Perched on a cliff high above the restless sea, the par-3 seventh hole at Quivira Golf Club, its deep, elongated green carved into the base of a massive dune, is one of the most dramatic one-shotters Jack Nicklaus has ever built. As Quivira regulars know, the cart path leading from the seventh green to the eighth tee swings past a stunning stretch of seaside cliffs, the ocean surging into the rock-studded shore far below. The path eventually leads to an equally memorable site, the region’s original lighthouse at the tip of the Baja peninsula.

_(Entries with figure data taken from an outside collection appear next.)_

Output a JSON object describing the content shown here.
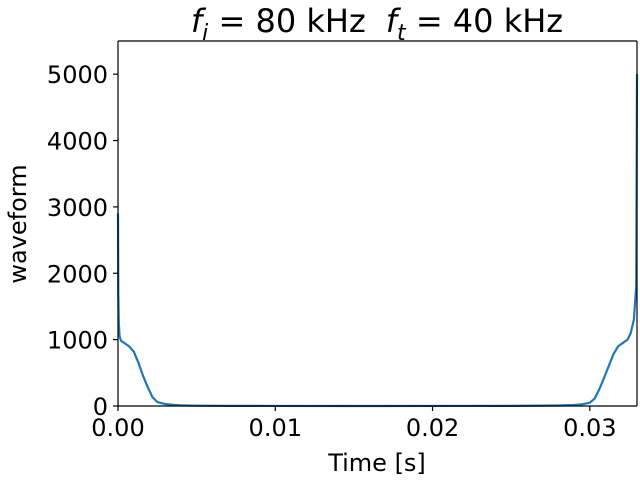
{
  "chart_data": {
    "type": "line",
    "title": {
      "f_i_symbol": "f",
      "f_i_sub": "i",
      "f_i_value": " = 80 kHz",
      "f_t_symbol": "f",
      "f_t_sub": "t",
      "f_t_value": " = 40 kHz"
    },
    "xlabel": "Time [s]",
    "ylabel": "waveform",
    "xlim": [
      0.0,
      0.033
    ],
    "ylim": [
      0,
      5500
    ],
    "xticks": [
      0.0,
      0.01,
      0.02,
      0.03
    ],
    "xtick_labels": [
      "0.00",
      "0.01",
      "0.02",
      "0.03"
    ],
    "yticks": [
      0,
      1000,
      2000,
      3000,
      4000,
      5000
    ],
    "ytick_labels": [
      "0",
      "1000",
      "2000",
      "3000",
      "4000",
      "5000"
    ],
    "grid": false,
    "series": [
      {
        "color": "#1f77b4",
        "x": [
          0.0,
          2e-05,
          5e-05,
          0.0001,
          0.0002,
          0.0004,
          0.0007,
          0.001,
          0.0013,
          0.0016,
          0.0019,
          0.0022,
          0.0025,
          0.003,
          0.0035,
          0.004,
          0.005,
          0.007,
          0.01,
          0.015,
          0.02,
          0.025,
          0.028,
          0.029,
          0.0295,
          0.03,
          0.0303,
          0.0306,
          0.0309,
          0.0312,
          0.0315,
          0.0318,
          0.0321,
          0.0324,
          0.0326,
          0.0328,
          0.03295,
          0.033
        ],
        "y": [
          2900,
          1700,
          1250,
          1050,
          980,
          950,
          900,
          820,
          650,
          450,
          280,
          130,
          60,
          30,
          18,
          10,
          5,
          2,
          1,
          0,
          1,
          2,
          8,
          15,
          25,
          50,
          110,
          250,
          420,
          600,
          780,
          900,
          950,
          1000,
          1100,
          1300,
          1800,
          5000
        ]
      }
    ]
  }
}
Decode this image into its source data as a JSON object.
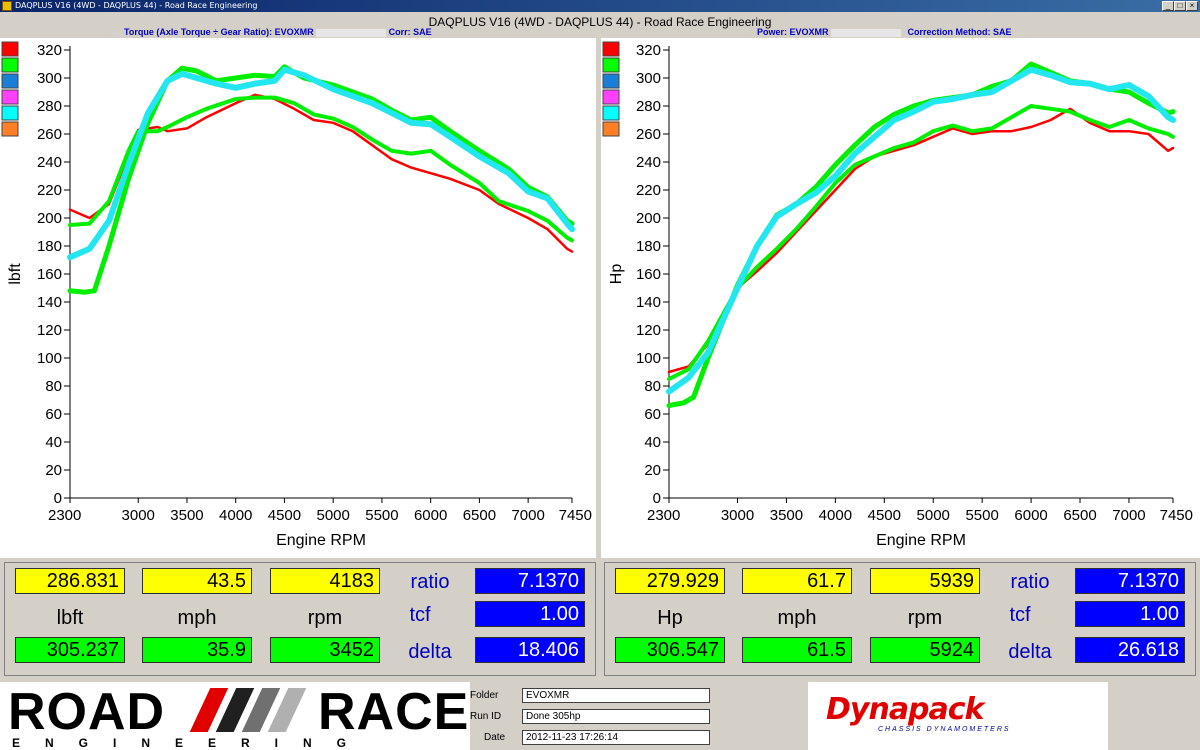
{
  "window": {
    "title": "DAQPLUS V16 (4WD - DAQPLUS 44) - Road Race Engineering",
    "main_title": "DAQPLUS V16 (4WD - DAQPLUS 44) - Road Race Engineering"
  },
  "left_panel": {
    "subtitle_left": "Torque (Axle Torque ÷ Gear Ratio): EVOXMR",
    "subtitle_right": "Corr: SAE",
    "readout": {
      "row1": {
        "value": "286.831",
        "speed": "43.5",
        "rpm": "4183"
      },
      "units": {
        "value": "lbft",
        "speed": "mph",
        "rpm": "rpm"
      },
      "row2": {
        "value": "305.237",
        "speed": "35.9",
        "rpm": "3452"
      },
      "ratio_label": "ratio",
      "ratio": "7.1370",
      "tcf_label": "tcf",
      "tcf": "1.00",
      "delta_label": "delta",
      "delta": "18.406"
    }
  },
  "right_panel": {
    "subtitle_left": "Power: EVOXMR",
    "subtitle_right": "Correction Method: SAE",
    "readout": {
      "row1": {
        "value": "279.929",
        "speed": "61.7",
        "rpm": "5939"
      },
      "units": {
        "value": "Hp",
        "speed": "mph",
        "rpm": "rpm"
      },
      "row2": {
        "value": "306.547",
        "speed": "61.5",
        "rpm": "5924"
      },
      "ratio_label": "ratio",
      "ratio": "7.1370",
      "tcf_label": "tcf",
      "tcf": "1.00",
      "delta_label": "delta",
      "delta": "26.618"
    }
  },
  "legend_colors": [
    "#ff0000",
    "#00ff00",
    "#1a7fd6",
    "#ff40ff",
    "#00ffff",
    "#ff7f27"
  ],
  "chart_data": [
    {
      "type": "line",
      "xlabel": "Engine RPM",
      "ylabel": "lbft",
      "xticks": [
        2300,
        3000,
        3500,
        4000,
        4500,
        5000,
        5500,
        6000,
        6500,
        7000,
        7450
      ],
      "xtick_labels": [
        "2300",
        "3000",
        "3500",
        "4000",
        "4500",
        "5000",
        "5500",
        "6000",
        "6500",
        "7000",
        "7450"
      ],
      "xlim": [
        2300,
        7450
      ],
      "ylim": [
        0,
        320
      ],
      "ytick_labels": [
        "0",
        "20",
        "40",
        "60",
        "80",
        "100",
        "120",
        "140",
        "160",
        "180",
        "200",
        "220",
        "240",
        "260",
        "280",
        "300",
        "320"
      ],
      "series": [
        {
          "color": "#ff0000",
          "width": 2.5,
          "x": [
            2300,
            2500,
            2700,
            2900,
            3000,
            3200,
            3300,
            3500,
            3700,
            4000,
            4200,
            4400,
            4600,
            4800,
            5000,
            5200,
            5400,
            5600,
            5800,
            6000,
            6200,
            6500,
            6700,
            7000,
            7200,
            7400,
            7450
          ],
          "y": [
            206,
            200,
            210,
            245,
            263,
            265,
            262,
            264,
            272,
            282,
            288,
            285,
            278,
            270,
            268,
            262,
            252,
            242,
            236,
            232,
            228,
            220,
            210,
            200,
            192,
            178,
            176
          ]
        },
        {
          "color": "#00ee00",
          "width": 4,
          "x": [
            2300,
            2500,
            2700,
            2900,
            3000,
            3200,
            3300,
            3500,
            3700,
            4000,
            4200,
            4400,
            4600,
            4800,
            5000,
            5200,
            5400,
            5600,
            5800,
            6000,
            6200,
            6500,
            6700,
            7000,
            7200,
            7400,
            7450
          ],
          "y": [
            195,
            196,
            212,
            248,
            262,
            262,
            265,
            272,
            278,
            285,
            286,
            286,
            282,
            274,
            271,
            265,
            256,
            248,
            246,
            248,
            238,
            225,
            212,
            205,
            198,
            186,
            184
          ]
        },
        {
          "color": "#00ee00",
          "width": 5,
          "x": [
            2300,
            2450,
            2550,
            2700,
            2900,
            3100,
            3300,
            3450,
            3600,
            3800,
            4000,
            4200,
            4400,
            4500,
            4700,
            5000,
            5200,
            5400,
            5600,
            5800,
            6000,
            6200,
            6500,
            6800,
            7000,
            7200,
            7400,
            7450
          ],
          "y": [
            148,
            147,
            148,
            180,
            228,
            268,
            298,
            307,
            305,
            298,
            300,
            302,
            301,
            308,
            300,
            295,
            290,
            285,
            277,
            270,
            272,
            262,
            248,
            235,
            222,
            215,
            198,
            196
          ]
        },
        {
          "color": "#22e6f0",
          "width": 6,
          "x": [
            2300,
            2500,
            2700,
            2900,
            3100,
            3300,
            3450,
            3600,
            3800,
            4000,
            4200,
            4400,
            4500,
            4700,
            5000,
            5200,
            5400,
            5600,
            5800,
            6000,
            6200,
            6500,
            6800,
            7000,
            7200,
            7400,
            7450
          ],
          "y": [
            172,
            178,
            198,
            238,
            275,
            298,
            303,
            300,
            296,
            293,
            296,
            298,
            306,
            302,
            292,
            287,
            282,
            275,
            268,
            267,
            258,
            244,
            232,
            219,
            214,
            196,
            192
          ]
        }
      ]
    },
    {
      "type": "line",
      "xlabel": "Engine RPM",
      "ylabel": "Hp",
      "xticks": [
        2300,
        3000,
        3500,
        4000,
        4500,
        5000,
        5500,
        6000,
        6500,
        7000,
        7450
      ],
      "xtick_labels": [
        "2300",
        "3000",
        "3500",
        "4000",
        "4500",
        "5000",
        "5500",
        "6000",
        "6500",
        "7000",
        "7450"
      ],
      "xlim": [
        2300,
        7450
      ],
      "ylim": [
        0,
        320
      ],
      "ytick_labels": [
        "0",
        "20",
        "40",
        "60",
        "80",
        "100",
        "120",
        "140",
        "160",
        "180",
        "200",
        "220",
        "240",
        "260",
        "280",
        "300",
        "320"
      ],
      "series": [
        {
          "color": "#ff0000",
          "width": 2.5,
          "x": [
            2300,
            2500,
            2700,
            3000,
            3200,
            3400,
            3600,
            3800,
            4000,
            4200,
            4400,
            4600,
            4800,
            5000,
            5200,
            5400,
            5600,
            5800,
            6000,
            6200,
            6400,
            6600,
            6800,
            7000,
            7200,
            7400,
            7450
          ],
          "y": [
            90,
            94,
            110,
            150,
            162,
            175,
            190,
            205,
            220,
            235,
            244,
            248,
            252,
            258,
            264,
            260,
            262,
            262,
            265,
            270,
            278,
            268,
            262,
            262,
            260,
            248,
            250
          ]
        },
        {
          "color": "#00ee00",
          "width": 4,
          "x": [
            2300,
            2500,
            2700,
            3000,
            3200,
            3400,
            3600,
            3800,
            4000,
            4200,
            4400,
            4600,
            4800,
            5000,
            5200,
            5400,
            5600,
            5800,
            6000,
            6200,
            6400,
            6600,
            6800,
            7000,
            7200,
            7400,
            7450
          ],
          "y": [
            85,
            92,
            112,
            150,
            165,
            178,
            192,
            208,
            225,
            238,
            244,
            250,
            254,
            262,
            266,
            262,
            264,
            272,
            280,
            278,
            276,
            270,
            265,
            270,
            264,
            260,
            258
          ]
        },
        {
          "color": "#00ee00",
          "width": 5,
          "x": [
            2300,
            2450,
            2550,
            2700,
            3000,
            3200,
            3400,
            3600,
            3800,
            4000,
            4200,
            4400,
            4600,
            4800,
            5000,
            5200,
            5400,
            5600,
            5800,
            6000,
            6200,
            6400,
            6600,
            6800,
            7000,
            7200,
            7400,
            7450
          ],
          "y": [
            66,
            68,
            72,
            100,
            152,
            180,
            202,
            210,
            222,
            238,
            252,
            265,
            274,
            280,
            284,
            286,
            288,
            294,
            298,
            310,
            304,
            298,
            296,
            292,
            290,
            282,
            275,
            276
          ]
        },
        {
          "color": "#22e6f0",
          "width": 6,
          "x": [
            2300,
            2500,
            2700,
            3000,
            3200,
            3400,
            3600,
            3800,
            4000,
            4200,
            4400,
            4600,
            4800,
            5000,
            5200,
            5400,
            5600,
            5800,
            6000,
            6200,
            6400,
            6600,
            6800,
            7000,
            7200,
            7400,
            7450
          ],
          "y": [
            76,
            86,
            104,
            150,
            180,
            201,
            210,
            218,
            230,
            246,
            258,
            270,
            276,
            283,
            285,
            288,
            290,
            298,
            306,
            302,
            297,
            296,
            292,
            295,
            287,
            272,
            270
          ]
        }
      ]
    }
  ],
  "footer": {
    "logo_word1": "ROAD",
    "logo_word2": "RACE",
    "logo_sub": "ENGINEERING",
    "folder_label": "Folder",
    "folder_value": "EVOXMR",
    "runid_label": "Run ID",
    "runid_value": "Done 305hp",
    "date_label": "Date",
    "date_value": "2012-11-23 17:26:14",
    "dynapack_logo": "Dynapack",
    "dynapack_sub": "CHASSIS DYNAMOMETERS"
  }
}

Situated at kilometer zero at true Land’s End--the exact place where the Sea of Cortes meets the Pacific Ocean--the castle-like lighthouse, known as Faro Viejo, dates to 1905 and is the oldest standing structure in Cabo San Lucas. Even the most score-fixated, pencil-and-scorecard golfer cannot help but marvel at the sturdy construction and octagonal stone tower of this National Historic Monument perched more than 200 feet above the thrashing surf. Though no longer operational, this crenelated edifice has staying power.
A source of inspiration for poets, painters and photographers over the years, Faro Viejo it is by far the most famous lighthouse in Baja California Sur. It is also an enduring symbol of the region’s navigational history and a cultural marker for the community.

Recently renovated, it was designed and built by Joaquin Palacios Gomez, a Spanish engineer from Madrid. Fully exposed to the elements, including numerous fierce hurricanes over the decades, the lighthouse has survived intact for nearly 120 years.

Embedded into a dune directly below Faro Viejo but entirely hidden from view is the Bunker Bar, an amenity for members of the Old Lighthouse Club, a private gated residential community within Quivira Los Cabos. With its 180-degree views of the Sea of Cortez and the Pacific Ocean, the Bunker Bar, unveiled last year, is a cliffhanger of a watering hole. It’s also a fantastic place to enjoy a brilliant Baja sunset and to watch migrating whales from mid-December through March.
Crowning a mountain perch nearly 700 feet above sea level is Cabo’s newer lighthouse, a cylindrical, red-and-white-striped tower that dates to 1959. Faro Viejo may be dark, but this functioning lighthouse emits a white flash at night to guide ship traffic after dark.

While manmade, Faro Viejo is every bit as iconic as El Arco, the natural sea arch at Land’s End visible from multiple vantage points.